An edge labeling of graphs from Rados partition regularity condition
Arun J Manattu, Aparna Lakshmanan S
TL;DR
This work introduces AR-labeling, a graph edge-labeling paradigm inspired by partition regularity, where each vertex must exhibit unique subset-sum behavior on its incident edge labels. It establishes fundamental AR-vertex properties, proves several infinite AR-graph families, and provides explicit constructions for complex structures (Sierpiński graphs, perfect binary/ternary trees, and their glued variants), often leveraging k-shift and subset-sum lemmas. A key contribution is the identification of broad AR-graph classes (including all Hamiltonian cubic graphs) and the explicit labeling schemes that certify AR-graphs, aided by the AR-index as a measure of labeling efficiency. The paper concludes with open problems (notably whether all cubic graphs are AR-graphs) and a general result that every graph admits some AR-labeling, prompting future exploration of AR-index bounds and structural classifications.
Abstract
A vertex $v$ is called an AR-vertex, if $v$ has distinct edge weight sums for each distinct subset of edges incident on $v$. i.e., if $\{x_1,x_2,\dots,x_k\}$ are the edge labels of the edges incident on $v$, then the $2^k$ subset sums are all distinct.

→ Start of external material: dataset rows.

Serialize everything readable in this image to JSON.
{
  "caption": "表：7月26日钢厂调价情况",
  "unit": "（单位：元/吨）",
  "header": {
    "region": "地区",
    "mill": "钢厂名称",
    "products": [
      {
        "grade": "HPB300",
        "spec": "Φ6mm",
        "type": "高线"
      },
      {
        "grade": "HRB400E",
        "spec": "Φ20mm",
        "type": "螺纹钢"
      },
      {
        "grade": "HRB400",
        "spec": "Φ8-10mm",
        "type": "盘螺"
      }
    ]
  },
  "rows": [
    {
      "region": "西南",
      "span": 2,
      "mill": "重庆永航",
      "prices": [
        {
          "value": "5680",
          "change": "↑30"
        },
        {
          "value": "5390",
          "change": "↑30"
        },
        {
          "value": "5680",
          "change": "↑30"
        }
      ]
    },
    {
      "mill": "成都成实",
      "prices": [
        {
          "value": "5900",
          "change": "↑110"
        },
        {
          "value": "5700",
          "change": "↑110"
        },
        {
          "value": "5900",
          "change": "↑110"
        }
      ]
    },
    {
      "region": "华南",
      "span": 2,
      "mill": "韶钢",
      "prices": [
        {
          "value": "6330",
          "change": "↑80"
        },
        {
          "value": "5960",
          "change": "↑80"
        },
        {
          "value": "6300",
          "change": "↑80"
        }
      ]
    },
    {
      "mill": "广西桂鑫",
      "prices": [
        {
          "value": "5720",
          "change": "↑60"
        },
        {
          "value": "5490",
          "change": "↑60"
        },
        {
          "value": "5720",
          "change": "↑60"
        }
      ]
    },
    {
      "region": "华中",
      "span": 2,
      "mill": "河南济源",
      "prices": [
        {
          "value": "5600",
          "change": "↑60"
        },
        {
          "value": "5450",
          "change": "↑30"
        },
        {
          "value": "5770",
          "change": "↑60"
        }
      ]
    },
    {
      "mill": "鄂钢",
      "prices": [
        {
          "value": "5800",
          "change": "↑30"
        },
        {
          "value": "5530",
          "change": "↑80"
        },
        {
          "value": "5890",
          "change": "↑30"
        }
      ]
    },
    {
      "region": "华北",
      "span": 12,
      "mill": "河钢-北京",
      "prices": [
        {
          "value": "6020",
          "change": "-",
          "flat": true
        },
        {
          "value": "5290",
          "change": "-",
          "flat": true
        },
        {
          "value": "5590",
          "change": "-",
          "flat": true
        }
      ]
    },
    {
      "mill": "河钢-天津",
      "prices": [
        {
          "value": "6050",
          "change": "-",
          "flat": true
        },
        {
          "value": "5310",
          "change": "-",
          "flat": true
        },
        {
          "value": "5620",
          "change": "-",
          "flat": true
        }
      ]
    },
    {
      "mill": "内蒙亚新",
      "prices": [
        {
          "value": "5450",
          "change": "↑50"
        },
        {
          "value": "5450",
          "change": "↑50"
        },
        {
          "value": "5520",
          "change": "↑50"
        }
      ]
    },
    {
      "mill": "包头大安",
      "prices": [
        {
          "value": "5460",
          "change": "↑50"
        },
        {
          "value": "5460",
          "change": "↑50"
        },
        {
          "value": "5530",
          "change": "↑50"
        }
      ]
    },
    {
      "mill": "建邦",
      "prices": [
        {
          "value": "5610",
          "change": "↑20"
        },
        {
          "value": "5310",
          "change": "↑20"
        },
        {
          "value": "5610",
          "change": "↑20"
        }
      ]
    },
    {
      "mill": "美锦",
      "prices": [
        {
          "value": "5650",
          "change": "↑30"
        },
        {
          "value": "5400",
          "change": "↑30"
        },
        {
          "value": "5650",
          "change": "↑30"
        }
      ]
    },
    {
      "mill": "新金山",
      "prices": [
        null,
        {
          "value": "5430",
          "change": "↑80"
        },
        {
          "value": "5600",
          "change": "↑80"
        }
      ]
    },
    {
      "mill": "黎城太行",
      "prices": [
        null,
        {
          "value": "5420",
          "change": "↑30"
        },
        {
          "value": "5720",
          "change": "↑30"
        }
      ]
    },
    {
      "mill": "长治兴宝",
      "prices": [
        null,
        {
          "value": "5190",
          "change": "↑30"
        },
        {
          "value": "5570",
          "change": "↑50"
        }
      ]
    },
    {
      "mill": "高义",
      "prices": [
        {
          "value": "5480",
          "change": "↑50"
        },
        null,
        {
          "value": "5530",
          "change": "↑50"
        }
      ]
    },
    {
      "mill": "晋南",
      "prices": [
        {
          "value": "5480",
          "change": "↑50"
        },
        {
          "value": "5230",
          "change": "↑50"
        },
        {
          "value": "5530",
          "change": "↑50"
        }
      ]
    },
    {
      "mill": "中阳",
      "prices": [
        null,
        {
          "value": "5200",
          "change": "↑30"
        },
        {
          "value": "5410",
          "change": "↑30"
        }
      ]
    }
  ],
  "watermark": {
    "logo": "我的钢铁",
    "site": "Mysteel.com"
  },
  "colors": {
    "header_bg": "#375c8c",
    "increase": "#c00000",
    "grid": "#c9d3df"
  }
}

An injective edge labeling $f$ of a graph $G$ is said to be an AR-labeling of $G$, if $f:E \rightarrow \mathbb{N}$ is such that every vertex in $G$ is an AR-vertex under $f$. A graph $G$ is said to be an AR-graph, if there exists an AR-labeling $f:E\rightarrow \{1,2,\dots,m\}$, where $m$ denotes the number of edges of $G$. A study of AR-labeling and AR-graphs is initiated in this paper.